Economies across the world have racked up liabilities – now, the bills are starting to arrive

Posted on : 2023-08-14 16:56 KST Modified on : 2023-08-14 16:56 KST
South Korea, Japan and China are also exposed to debt risks as a result of pandemic-era spending
The US Federal Reserve building. (Reuters/Yonhap)
The US Federal Reserve building. (Reuters/Yonhap)

Moody’s downgraded the credit ratings of several smaller US banks, in a move that followed on the heels of the global credit rating agency Fitch’s first downgrade of the US national credit rating in 12 years.

The common denominator was liabilities. While governance risk was a factor in Fitch’s unusual credit rating downgrade — namely the down-to-the-wire debt ceiling negotiations between Republicans and Democrats over the past 20 years — it was fundamentally a matter of increasing US government debt.

The US government’s enormous fiscal expenditures on pandemic recovery and reshoring policies have translated into a steady rise in debt. Fitch predicted that the ratio of government debt to gross domestic product (GDP) would rise from 112.9% this year to 118.4% by 2025. The US Congressional Budget Office came out with an ultra-long-term projection that US government debt could reach as high as 180% of GDP by 2050.

The liability risk is visible not only with the government but also with households and smaller banks, as witnessed with the Silicon Valley Bank collapse.

According to the Federal Reserve Bank of New York, Americans’ credit card debt stood at US$1.03 trillion as of the end of the second quarter, while student loan balances — which borrowers are scheduled to begin repaying again this autumn — totaled US$1.57 trillion. Another latent risk factor is commercial real estate underperformance, which has been the focus of ongoing danger predictions.

With the US Federal Reserve still in a cycle of interest rate hikes, the currently high interest rates appear very likely to remain in place for some time. In that sense, the bills for US liabilities have already started arriving.

It isn’t only the US that is seeing its liabilities getting called in. South Korea, Japan and China are also exposed to debt risks, as their government liabilities increased substantially during the pandemic.

As the debt risks become a reality in China, observers are increasingly warning of a long-term balance sheet recession along Japanese lines. If central and local government liabilities are combined with unreported “shadow debt,” the scale of China’s government debt is believed to exceed 100% of GDP.

With the Chinese economy already facing massive corporate liabilities, repayment requests for its government debt stand to pose a major risk not only to China’s economy but the global economy as a whole. Already, a string of defaults — especially by real estate developers — has been sending warning signs of debt risk.

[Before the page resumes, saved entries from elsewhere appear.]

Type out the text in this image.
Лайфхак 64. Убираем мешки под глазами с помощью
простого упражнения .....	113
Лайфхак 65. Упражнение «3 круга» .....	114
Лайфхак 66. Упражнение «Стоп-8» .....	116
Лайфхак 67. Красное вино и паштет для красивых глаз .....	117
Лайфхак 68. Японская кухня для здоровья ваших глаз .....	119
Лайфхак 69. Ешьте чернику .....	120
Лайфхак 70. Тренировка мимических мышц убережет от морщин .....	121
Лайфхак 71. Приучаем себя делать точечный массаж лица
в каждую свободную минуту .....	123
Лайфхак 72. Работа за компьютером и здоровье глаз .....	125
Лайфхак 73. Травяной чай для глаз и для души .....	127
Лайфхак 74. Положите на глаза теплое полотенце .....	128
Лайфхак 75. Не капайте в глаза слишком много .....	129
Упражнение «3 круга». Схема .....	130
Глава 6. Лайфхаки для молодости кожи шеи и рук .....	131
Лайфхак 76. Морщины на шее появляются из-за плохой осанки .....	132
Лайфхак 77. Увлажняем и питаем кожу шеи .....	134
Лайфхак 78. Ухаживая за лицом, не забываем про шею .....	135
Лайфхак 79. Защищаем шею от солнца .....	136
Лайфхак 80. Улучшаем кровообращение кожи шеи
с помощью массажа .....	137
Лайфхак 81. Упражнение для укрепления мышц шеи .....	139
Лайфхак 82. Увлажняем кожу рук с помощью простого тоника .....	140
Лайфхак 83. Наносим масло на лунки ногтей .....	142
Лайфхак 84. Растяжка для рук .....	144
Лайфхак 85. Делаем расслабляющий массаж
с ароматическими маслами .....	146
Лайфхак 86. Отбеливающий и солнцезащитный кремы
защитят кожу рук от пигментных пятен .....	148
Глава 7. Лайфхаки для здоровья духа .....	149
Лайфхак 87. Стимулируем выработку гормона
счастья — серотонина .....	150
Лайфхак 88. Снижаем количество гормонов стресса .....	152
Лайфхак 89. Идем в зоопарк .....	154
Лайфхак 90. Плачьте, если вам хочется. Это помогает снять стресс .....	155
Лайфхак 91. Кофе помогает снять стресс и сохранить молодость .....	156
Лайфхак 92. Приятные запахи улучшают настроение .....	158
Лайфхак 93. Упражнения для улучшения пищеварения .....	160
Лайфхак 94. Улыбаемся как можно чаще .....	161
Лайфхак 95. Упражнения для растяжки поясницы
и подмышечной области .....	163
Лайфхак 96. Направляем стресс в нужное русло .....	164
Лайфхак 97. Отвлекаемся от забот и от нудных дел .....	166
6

The debt issue is also drawing new attention in South Korea. In particular, it has recently been facing a troubling phenomenon where household debt has risen sharply in tandem with growing government debt.

As of late July, the household loan balance in South Korea stood at an all-time high of 1.068 quadrillion won (US$803 billion). The amount itself is problematic — but an even bigger issue is the recent rise in the rate of increase in liabilities.

In July, household bank loans rose by 6 trillion won compared with the month before, the largest increase since September 2021. This suggests a return to conditions that year, which witnessed what was referred to as the “yeongkkeul” (betting every penny) phenomenon of people investing to take advantage of an ultra-low 0.5% benchmark interest rate.

There’s no such thing as a free lunch, and the fast-rising debt burden is very likely to boomerang back. The Bank of Korea is not in a position to lower interest rates any time soon, particularly if the US Fed maintains the current policy interest rate level.

It is quite apparent that the volume of repayment requests will continue to grow. With South Korea facing simultaneous rises in household, corporate, and government debt — along with the additional debt risk posed by real estate project financing — it would not be overstating things to conclude that it is sitting on a veritable mountain of liabilities.

It might be able to repay them well enough if the business cycle recovered, but the global business situation is far from encouraging. If the Chinese economy suffers a hard landing with its debt risk, that risk is very likely to have negative ripple effects for South Korea’s debt risk. This could leave the South Korean economy facing a perfect storm in terms of liabilities.

It’s time for us to make solid preparations for the repayment requests to come.